In 1942, the internationally acclaimed Danish architect & designer Arne Jacobsen (1902–1971) created the Roman wall clock for Aarhus City Hall, followed in 1956 by City Hall for Rødovre City Hall. Fifteen years later, in 1971, Arne Jacobsen designed Banker’s for the national bank of Denmark. Today, these three clocks for three striking buildings amount to a substantial contribution to three decades of modernistic design history.
Grand design in a slim package
As with the wall clocks, the dial and the front part of the case are produced as a single piece. Accordingly, the time graduations are imprinted directly on the dial. The wrist watches also have the same concave shape as the wall clocks. Similarly, the watch movement is located at the rear, and this part not only serves to retain the movement but also partly to retain the strap. The black, waxed calf leather strap is held in place using a system specially developed by Rosendahl for the collection.

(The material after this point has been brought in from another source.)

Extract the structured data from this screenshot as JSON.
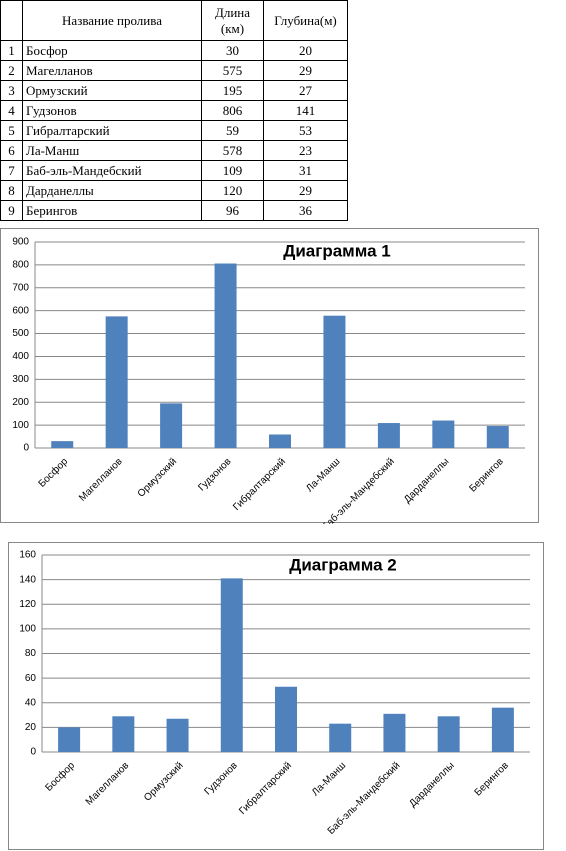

ARNE JACOBSEN (1902-1971) was one of Denmark's most influential 20th century architects and designers. Both his buildings and products, like his Swan and Egg Chairs, combine modernist ideals with a Nordic love of naturalism.
As an architect and an industrial designer, Jacobsen always strove to achieve this grace and coherence. In the process, he emerged as the single most influential Danish architect of the 20th century and the designer of such modernist classics as the Swan, Egg and Ant Chairs as well as the stainless steel, abstract-shaped cutlery which the director Stanley Kubrick chose as timelessly futuristic props for his film, 2001: A Space Odyssey.
During the 1950s, Jacobsen became increasingly interested in product design inspired by the work of the US furniture designers, Charles and Ray Eames. He was also influenced both by the ideals of his textile designer wife, Joanna, and the Italian design historian Ernesto Rogers, who believed that the design of every element was equally important "from the spoon to the city".
From the 1950s onwards Jacobsen was the dominant figure in Danish architecture, but outside Denmark he made his mark as a furniture and product designer.
Months before his death in 1971, Arne Jacobsen reflected on his career. "The fundamental factor is proportion," he concluded. "Proportion is precisely what makes the old Greek temples beautiful...And when we look at some of the most admired buildings of the Renaissance or the Baroque, we notice that they are all well-proportioned. That is the essential thing."